Really good. I'm a sucker for those California Hills.

Whirlochre said...

This is very atmospheric and I like how you steer the dialogue through the cones of the characters' reflections.

As for Bigfoot lighting — it's bound to be in the shops soon.

Stacy said...

This is terrific! You must read stories out loud to your sons—or at least did at one time. Nice pacing!

Robin S. said...

Wow, Pete.You did it again - this is so so good - all of it- the reading, the cadence and tone of your voice, and I agree, posting the piece being read was really good. We should all do that next time.

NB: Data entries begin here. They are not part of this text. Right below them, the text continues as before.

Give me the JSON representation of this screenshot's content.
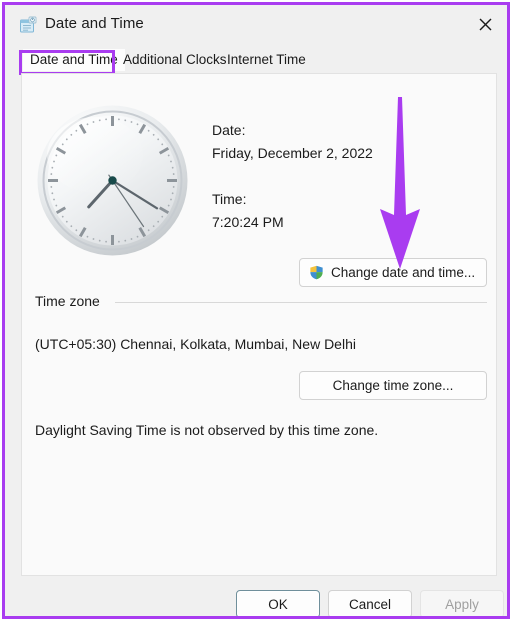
{
  "window": {
    "title": "Date and Time",
    "icon": "date-time-calendar-icon",
    "close_label": "✕",
    "annotation_color": "#a93cf0"
  },
  "tabs": [
    {
      "label": "Date and Time",
      "selected": true
    },
    {
      "label": "Additional Clocks",
      "selected": false
    },
    {
      "label": "Internet Time",
      "selected": false
    }
  ],
  "main": {
    "clock": {
      "icon": "analog-clock",
      "hour_angle": 222,
      "minute_angle": 122,
      "second_angle": 146
    },
    "date_label": "Date:",
    "date_value": "Friday, December 2, 2022",
    "time_label": "Time:",
    "time_value": "7:20:24 PM",
    "change_datetime_button": "Change date and time...",
    "change_datetime_icon": "uac-shield-icon",
    "timezone_group_label": "Time zone",
    "timezone_value": "(UTC+05:30) Chennai, Kolkata, Mumbai, New Delhi",
    "change_timezone_button": "Change time zone...",
    "dst_text": "Daylight Saving Time is not observed by this time zone."
  },
  "footer": {
    "ok_label": "OK",
    "cancel_label": "Cancel",
    "apply_label": "Apply",
    "apply_disabled": true
  }
}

It's also fun to see your bookshelves and your 'spaces', and YOU. So far I haven't had the nerve to get in front of the camera. That you can do that - what can I say- I'm impressed!

P.S. I like Andie a lot.

McKoala said...

Great start to a story; and I liked the way that you conveyed the doctor and Andie in different ways with your voice. Nice to see your face, too! And I did like having the words posted, too. I wasn't going to read along, but the temptation was too much, and I did!

pacatrue said...

Too bad your kids are too cool now to have stories read to them?

ril said...

Like this a lot, and very well read! Kudos for getting in front of the camera, too!

PJD said...

Thank you all for the very kind words! I love reading to my boys, and fortunately they're not yet too cool for it, though the older one has become more picky about what I read out loud. Their favorite right now is Shel Silverstein poems.

Kiersten White said...

This was so great, Maria! That doctor was uncomfortably creepy in the best possible way, and I loved the chapter. You are very good at reading aloud.

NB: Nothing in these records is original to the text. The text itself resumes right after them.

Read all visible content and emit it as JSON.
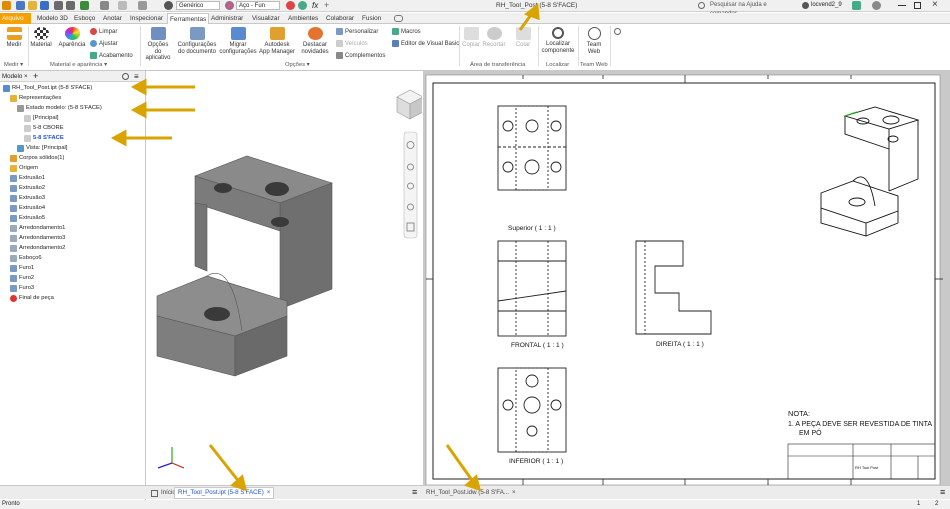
{
  "title_bar": {
    "title": "RH_Tool_Post (5-8 S'FACE)",
    "search_placeholder": "Pesquisar na Ajuda e comandos...",
    "user": "locvend2_9",
    "material": "Genérico",
    "appearance": "Aço - Fun"
  },
  "tabs": [
    "Arquivo",
    "Modelo 3D",
    "Esboço",
    "Anotar",
    "Inspecionar",
    "Ferramentas",
    "Administrar",
    "Visualizar",
    "Ambientes",
    "Colaborar",
    "Fusion"
  ],
  "ribbon": {
    "medir": "Medir",
    "material": "Material",
    "aparencia": "Aparência",
    "limpar": "Limpar",
    "ajustar": "Ajustar",
    "acabamento": "Acabamento",
    "opcoes_aplicativo": [
      "Opções",
      "do aplicativo"
    ],
    "configuracoes_documento": [
      "Configurações",
      "do documento"
    ],
    "migrar": [
      "Migrar",
      "configurações"
    ],
    "autodesk": [
      "Autodesk",
      "App Manager"
    ],
    "destacar": [
      "Destacar",
      "novidades"
    ],
    "personalizar": "Personalizar",
    "veiculos": "Veículos",
    "complementos": "Complementos",
    "macros": "Macros",
    "editor_vb": "Editor de Visual Basic",
    "copiar": "Copiar",
    "recortar": "Recortar",
    "colar": "Colar",
    "localizar": [
      "Localizar",
      "componente"
    ],
    "team_web": "Team Web",
    "groups": {
      "medir": "Medir ▾",
      "material": "Material e aparência ▾",
      "opcoes": "Opções ▾",
      "transferencia": "Área de transferência",
      "localizar": "Localizar",
      "team": "Team Web"
    }
  },
  "browser": {
    "header": "Modelo ×",
    "items": [
      {
        "label": "RH_Tool_Post.ipt (5-8 S'FACE)",
        "indent": 0
      },
      {
        "label": "Representações",
        "indent": 1
      },
      {
        "label": "Estado modelo: (5-8 S'FACE)",
        "indent": 2
      },
      {
        "label": "[Principal]",
        "indent": 3
      },
      {
        "label": "5-8 CBORE",
        "indent": 3
      },
      {
        "label": "5-8 S'FACE",
        "indent": 3
      },
      {
        "label": "Vista: [Principal]",
        "indent": 2
      },
      {
        "label": "Corpos sólidos(1)",
        "indent": 1
      },
      {
        "label": "Origem",
        "indent": 1
      },
      {
        "label": "Extrusão1",
        "indent": 1
      },
      {
        "label": "Extrusão2",
        "indent": 1
      },
      {
        "label": "Extrusão3",
        "indent": 1
      },
      {
        "label": "Extrusão4",
        "indent": 1
      },
      {
        "label": "Extrusão5",
        "indent": 1
      },
      {
        "label": "Arredondamento1",
        "indent": 1
      },
      {
        "label": "Arredondamento3",
        "indent": 1
      },
      {
        "label": "Arredondamento2",
        "indent": 1
      },
      {
        "label": "Esboço6",
        "indent": 1
      },
      {
        "label": "Furo1",
        "indent": 1
      },
      {
        "label": "Furo2",
        "indent": 1
      },
      {
        "label": "Furo3",
        "indent": 1
      },
      {
        "label": "Final de peça",
        "indent": 1
      }
    ]
  },
  "drawing": {
    "views": {
      "superior": "Superior ( 1 : 1 )",
      "frontal": "FRONTAL ( 1 : 1 )",
      "direita": "DIREITA ( 1 : 1 )",
      "inferior": "INFERIOR ( 1 : 1 )"
    },
    "note_title": "NOTA:",
    "note_1": "1.    A PEÇA DEVE SER REVESTIDA DE TINTA",
    "note_2": "EM PÓ",
    "title_block_name": "RH Tool Post"
  },
  "doc_tabs": {
    "home": "Início",
    "part": "RH_Tool_Post.ipt (5-8 S'FACE)",
    "drawing": "RH_Tool_Post.idw (5-8 S'FA..."
  },
  "status": {
    "text": "Pronto",
    "n1": "1",
    "n2": "2"
  }
}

Now I'm thinking I'll have to do one where I'm not on fast-forward. Nah, I'm okay with everyone sounding better than me.

Sylvia said...

You are so brave - I tried getting in front of the camera and then I decided I had horrific eyebrows and I didn't want to be known on the internet as "that eyebrow lady with the funny voice" and I turned the camera away.

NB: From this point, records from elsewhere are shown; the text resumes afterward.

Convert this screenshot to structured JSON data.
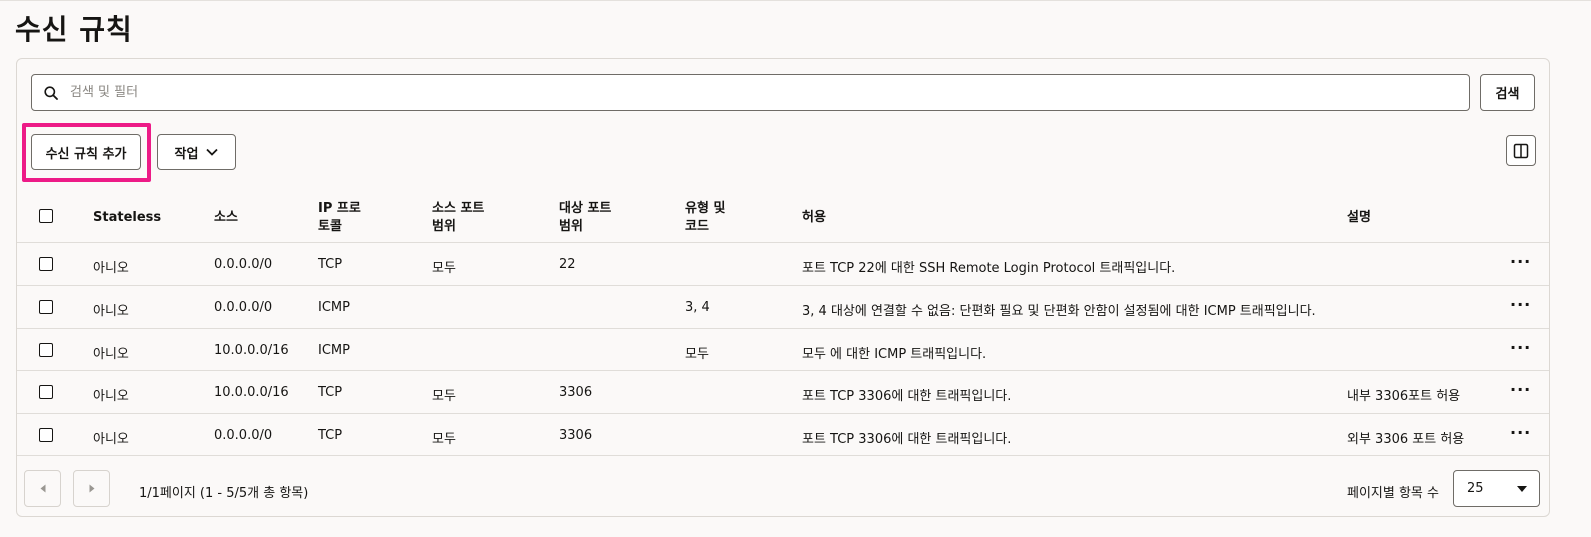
{
  "page": {
    "title": "수신 규칙"
  },
  "search": {
    "placeholder": "검색 및 필터",
    "button_label": "검색"
  },
  "toolbar": {
    "add_label": "수신 규칙 추가",
    "actions_label": "작업"
  },
  "table": {
    "headers": {
      "stateless": "Stateless",
      "source": "소스",
      "protocol_line1": "IP 프로",
      "protocol_line2": "토콜",
      "src_port_line1": "소스 포트",
      "src_port_line2": "범위",
      "dst_port_line1": "대상 포트",
      "dst_port_line2": "범위",
      "type_line1": "유형 및",
      "type_line2": "코드",
      "allow": "허용",
      "description": "설명"
    },
    "rows": [
      {
        "stateless": "아니오",
        "source": "0.0.0.0/0",
        "protocol": "TCP",
        "src_port": "모두",
        "dst_port": "22",
        "type_code": "",
        "allow": "포트 TCP 22에 대한 SSH Remote Login Protocol 트래픽입니다.",
        "description": ""
      },
      {
        "stateless": "아니오",
        "source": "0.0.0.0/0",
        "protocol": "ICMP",
        "src_port": "",
        "dst_port": "",
        "type_code": "3, 4",
        "allow": "3, 4 대상에 연결할 수 없음: 단편화 필요 및 단편화 안함이 설정됨에 대한 ICMP 트래픽입니다.",
        "description": ""
      },
      {
        "stateless": "아니오",
        "source": "10.0.0.0/16",
        "protocol": "ICMP",
        "src_port": "",
        "dst_port": "",
        "type_code": "모두",
        "allow": "모두 에 대한 ICMP 트래픽입니다.",
        "description": ""
      },
      {
        "stateless": "아니오",
        "source": "10.0.0.0/16",
        "protocol": "TCP",
        "src_port": "모두",
        "dst_port": "3306",
        "type_code": "",
        "allow": "포트 TCP 3306에 대한 트래픽입니다.",
        "description": "내부 3306포트 허용"
      },
      {
        "stateless": "아니오",
        "source": "0.0.0.0/0",
        "protocol": "TCP",
        "src_port": "모두",
        "dst_port": "3306",
        "type_code": "",
        "allow": "포트 TCP 3306에 대한 트래픽입니다.",
        "description": "외부 3306 포트 허용"
      }
    ],
    "row_menu": "···"
  },
  "pagination": {
    "summary": "1/1페이지 (1 - 5/5개 총 항목)",
    "per_page_label": "페이지별 항목 수",
    "per_page_value": "25"
  },
  "icons": {
    "search": "search-icon",
    "actions_chevron": "chevron-down-icon",
    "columns": "columns-icon",
    "prev": "chevron-left-icon",
    "next": "chevron-right-icon",
    "select_caret": "caret-down-icon"
  },
  "colors": {
    "highlight": "#ed1b87"
  }
}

"Two types of men" - that says so much about her world. Brilliant bit of storytelling.

I definitely like that you wrote the text in the post (OK, I know I did but that was because I couldn't think of anything additional to say!).

Can you read us the next chapter now? I need to know what happens.

fairyhedgehog said...

I only added the text to my post after seeing this: it seemed like such a good idea.

I started with a whinge about how hard it was to make it but that got pushed to the bottom of the page, and rightly so.

Stacy said...

Yes, I love that the text was included, too. It makes it so much easier to follow along.

Your kids have good taste, pjd. I gave a book of Shel Silverstein stories/poems to my niece and she gave me The Eyebrow. Now she reads that The Day My Butt Went Psycho series. *shrugs*

pjd, can I link you? I'm often lurking on your blog, and it would be easier to get here from my blog roll.

Jennifer Macaire said...

Great excerpt! You know, you have a very pleasant reading voice - easy to listen to and animated, not monotonous.
Bravo!!

Sam

Chris Eldin said...

Excellent all around. I'm riveted by your story. Very well done!

Ello - Ellen Oh said...

This is awesome! First off, you have the perfect voice for reading - your kids must love your bedtime stories. Secondly, thanks so much for posting the excerpt. As much as I loved that you taped yourself, I actually enjoyed reading along with your voice playing the best. And now I would very much like to know what happens next. But I should warn you suspense is not good for me.

PJD said...

Thank you again, everyone. I'm overwhelmed with the kindness of all of you. Evil minions, pshaw. "There's good in you yet. I sense it!"

And, to freddie and anyone else who'd like to link me: Please do! It flatters me. Makes me feel like Navin R. Johnson. I'm somebody now!

Phoenix Sullivan said...

Hey Pete -- stopping by but all I see is white space where your video should be. Firewall issues. Drat. I would have loved to have heard and seen you reading that opening. Very evocative!